O aumento de DSTs entre jovens brasileiros
Enviada em 24/08/2019
O livro “depois daquela viagem” é uma autobiografia da escritora Valéria Piassa Polizzi, que narra sua vida após ter sido contaminada com uma Doença Sexualmente Transmissível (DST), aos 16 anos. De mesmo modo, pode – se notar essa realidade na vida de muitos jovens brasileiros, tendo como principal obstáculo no combate às Doenças Sexualmente Transmissíveis a desinformação e junto a esse problema existe o preconceito em relação às pessoas infectadas. Sendo necessário trabalhar a empatia e humanização na sociedade.

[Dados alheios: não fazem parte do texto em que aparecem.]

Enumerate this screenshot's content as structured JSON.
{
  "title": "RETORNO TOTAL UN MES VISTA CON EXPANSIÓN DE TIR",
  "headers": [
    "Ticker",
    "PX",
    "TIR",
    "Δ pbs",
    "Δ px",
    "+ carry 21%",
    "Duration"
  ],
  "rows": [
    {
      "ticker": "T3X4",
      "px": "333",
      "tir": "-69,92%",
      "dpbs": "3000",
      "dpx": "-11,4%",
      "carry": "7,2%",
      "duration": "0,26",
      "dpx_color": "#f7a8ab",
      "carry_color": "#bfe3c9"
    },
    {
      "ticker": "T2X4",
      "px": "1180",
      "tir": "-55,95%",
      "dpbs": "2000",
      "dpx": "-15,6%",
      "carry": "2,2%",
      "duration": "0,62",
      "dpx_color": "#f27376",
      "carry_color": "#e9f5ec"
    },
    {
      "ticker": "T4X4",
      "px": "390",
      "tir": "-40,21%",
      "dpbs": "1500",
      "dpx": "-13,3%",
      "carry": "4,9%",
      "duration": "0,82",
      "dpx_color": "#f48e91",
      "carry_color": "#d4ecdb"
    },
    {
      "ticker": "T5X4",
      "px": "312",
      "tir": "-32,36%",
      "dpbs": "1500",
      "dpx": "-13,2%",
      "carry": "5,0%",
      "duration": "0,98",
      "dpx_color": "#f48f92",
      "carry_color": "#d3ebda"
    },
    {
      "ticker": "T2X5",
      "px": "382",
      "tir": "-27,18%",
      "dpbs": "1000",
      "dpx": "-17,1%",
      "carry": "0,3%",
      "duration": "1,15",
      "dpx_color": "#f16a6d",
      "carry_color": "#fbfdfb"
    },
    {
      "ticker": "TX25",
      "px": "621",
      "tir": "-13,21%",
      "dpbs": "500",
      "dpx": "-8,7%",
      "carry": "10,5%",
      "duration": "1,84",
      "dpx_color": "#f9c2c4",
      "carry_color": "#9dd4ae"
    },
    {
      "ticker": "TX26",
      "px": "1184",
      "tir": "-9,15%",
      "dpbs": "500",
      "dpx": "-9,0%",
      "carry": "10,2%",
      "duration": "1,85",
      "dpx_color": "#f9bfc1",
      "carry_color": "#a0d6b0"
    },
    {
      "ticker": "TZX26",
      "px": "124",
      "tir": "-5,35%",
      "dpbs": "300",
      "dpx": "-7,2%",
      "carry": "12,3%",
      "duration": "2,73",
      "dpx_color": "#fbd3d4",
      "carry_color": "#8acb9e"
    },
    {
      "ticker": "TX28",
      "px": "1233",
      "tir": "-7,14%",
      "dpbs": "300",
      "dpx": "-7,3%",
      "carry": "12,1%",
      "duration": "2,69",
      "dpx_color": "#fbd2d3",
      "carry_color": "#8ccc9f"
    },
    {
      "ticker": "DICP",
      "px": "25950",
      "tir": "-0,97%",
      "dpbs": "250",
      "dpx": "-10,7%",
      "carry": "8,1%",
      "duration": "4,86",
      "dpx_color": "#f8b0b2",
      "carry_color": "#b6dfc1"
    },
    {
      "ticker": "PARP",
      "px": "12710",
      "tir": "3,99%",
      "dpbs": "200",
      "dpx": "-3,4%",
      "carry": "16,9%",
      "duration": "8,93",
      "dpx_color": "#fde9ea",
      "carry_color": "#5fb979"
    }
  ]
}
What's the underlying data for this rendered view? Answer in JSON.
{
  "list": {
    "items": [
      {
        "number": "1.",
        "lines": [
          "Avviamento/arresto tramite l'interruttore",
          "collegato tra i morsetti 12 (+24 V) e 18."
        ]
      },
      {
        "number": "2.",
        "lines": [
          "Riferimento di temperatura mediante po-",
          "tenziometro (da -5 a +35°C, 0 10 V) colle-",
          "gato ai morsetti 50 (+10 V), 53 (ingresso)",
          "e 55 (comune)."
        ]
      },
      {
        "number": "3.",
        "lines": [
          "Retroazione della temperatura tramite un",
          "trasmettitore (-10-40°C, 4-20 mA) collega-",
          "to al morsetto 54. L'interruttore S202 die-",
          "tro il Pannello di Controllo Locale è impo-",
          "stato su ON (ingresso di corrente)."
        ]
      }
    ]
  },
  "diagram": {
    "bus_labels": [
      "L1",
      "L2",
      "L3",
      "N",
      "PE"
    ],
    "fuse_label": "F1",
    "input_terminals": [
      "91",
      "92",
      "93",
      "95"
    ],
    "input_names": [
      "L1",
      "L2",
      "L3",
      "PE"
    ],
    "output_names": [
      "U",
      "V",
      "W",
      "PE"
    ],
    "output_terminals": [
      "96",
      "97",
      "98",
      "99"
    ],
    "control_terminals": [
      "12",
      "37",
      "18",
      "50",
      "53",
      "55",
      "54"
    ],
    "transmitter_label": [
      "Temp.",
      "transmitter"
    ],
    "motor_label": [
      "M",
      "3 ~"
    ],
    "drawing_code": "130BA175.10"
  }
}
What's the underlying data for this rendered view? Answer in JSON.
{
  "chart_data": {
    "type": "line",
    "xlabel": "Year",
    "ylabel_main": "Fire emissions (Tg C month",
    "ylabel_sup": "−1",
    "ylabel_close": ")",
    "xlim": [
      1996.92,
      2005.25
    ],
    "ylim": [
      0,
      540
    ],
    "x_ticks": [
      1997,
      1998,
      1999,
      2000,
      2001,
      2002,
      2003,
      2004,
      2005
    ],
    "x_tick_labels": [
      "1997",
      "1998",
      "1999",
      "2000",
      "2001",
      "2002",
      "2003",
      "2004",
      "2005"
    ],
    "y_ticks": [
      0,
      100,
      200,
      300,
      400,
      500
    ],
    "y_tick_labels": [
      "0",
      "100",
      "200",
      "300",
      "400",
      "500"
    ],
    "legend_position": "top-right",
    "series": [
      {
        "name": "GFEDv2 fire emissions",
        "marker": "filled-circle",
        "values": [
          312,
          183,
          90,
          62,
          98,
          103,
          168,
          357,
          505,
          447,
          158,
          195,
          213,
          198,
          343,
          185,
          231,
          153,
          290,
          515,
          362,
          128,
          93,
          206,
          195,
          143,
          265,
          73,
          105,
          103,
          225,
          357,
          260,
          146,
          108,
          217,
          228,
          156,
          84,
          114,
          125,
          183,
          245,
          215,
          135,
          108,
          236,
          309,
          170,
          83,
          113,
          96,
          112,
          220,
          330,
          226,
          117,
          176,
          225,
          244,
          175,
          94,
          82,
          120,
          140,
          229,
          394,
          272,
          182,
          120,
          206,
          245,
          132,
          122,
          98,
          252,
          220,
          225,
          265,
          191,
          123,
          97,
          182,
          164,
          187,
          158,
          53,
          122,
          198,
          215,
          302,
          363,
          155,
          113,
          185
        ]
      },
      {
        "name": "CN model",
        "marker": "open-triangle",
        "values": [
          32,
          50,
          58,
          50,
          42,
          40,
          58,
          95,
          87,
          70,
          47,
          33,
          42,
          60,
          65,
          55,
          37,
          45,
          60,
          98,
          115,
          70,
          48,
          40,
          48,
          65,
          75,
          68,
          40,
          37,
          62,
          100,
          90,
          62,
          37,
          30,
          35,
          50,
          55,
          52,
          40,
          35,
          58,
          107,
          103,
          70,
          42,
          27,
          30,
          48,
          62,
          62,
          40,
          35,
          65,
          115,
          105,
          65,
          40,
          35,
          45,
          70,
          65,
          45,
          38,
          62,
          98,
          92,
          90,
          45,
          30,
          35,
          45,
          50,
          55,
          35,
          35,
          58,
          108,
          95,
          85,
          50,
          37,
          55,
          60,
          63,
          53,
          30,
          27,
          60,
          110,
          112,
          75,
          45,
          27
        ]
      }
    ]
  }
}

A priori, o Ministério da Saúde mostra que 10,3 milhões de brasileiros já tiveram algum sinal ou sintoma de doenças sexualmente transmissíveis (DST), como sífilis, HPV, gonorréia e herpes genital. Isto posto, nota – se que um grande impasse que dificulta a eliminação dessas doenças entre os jovens, principais afetados, é a perda do medo, gerando nessa faixa etária uma tranqüilidade errônea e consequentemente um descaso na hora de se relacionarem, ou seja, sem o devido uso da camisinha. A vista disso faz – se necessário a divulgação da importância da camisinha, que impede tanto uma gravidez indesejada como também evita contágios de infecções. Além disso, é imprescindível alertar os jovens sobre os testes de HIV, doença altamente perigosa que segundo a Organização Mundial da Saúde (OMS) mais de 9 milhões de pessoas no mundo portam a doença sem saber.
Deve – se aborda, ainda, que o primeiro caso de AIDS, doença sexualmente transmissível, foi diagnosticado nos Estados Unidos na década de 1980, segundo a OMS. Visto que não tinha estudos aprofundados sobre a doença à sociedade olhava para uma pessoa infectada associando - a imediatamente a morte, gerando assim um preconceito a esse grupo que prevalece até hoje no Brasil. A vista disso, o individuo com uma DST tende a se isolar e junto a isso vem à depressão, que não apenas agrava o estado da pessoa com a doença, mas também corrobora para pensamentos suicidas, pela não aceitação social. Além dos sintomas adversos da doença e do tratamento que afeta não só o corpo, mas a mente do indivíduo, como doenças neurológicas.
É mister, portanto, que o Estado juntamente com Ministério da Saúde possa alerta através das redes sociais, por ser um canal mais próximo dos jovens, sobre o aumento das doenças sexualmente transmissíveis e sua gravidade, para que dessa forma essa faixa etária adote uma conduta sexual mais responsável. . Ademais, que os docentes possam conscientizar os alunos nas aulas com indicação de livros como o da escritora Valéria Piassa Polizzi e ainda organizar mini curso em praças públicas para a sociedade compreender sobre as dificuldades de uma pessoa com DST, e juntos trabalhar o preconceito e entender a importância de ter empatia com o próximo.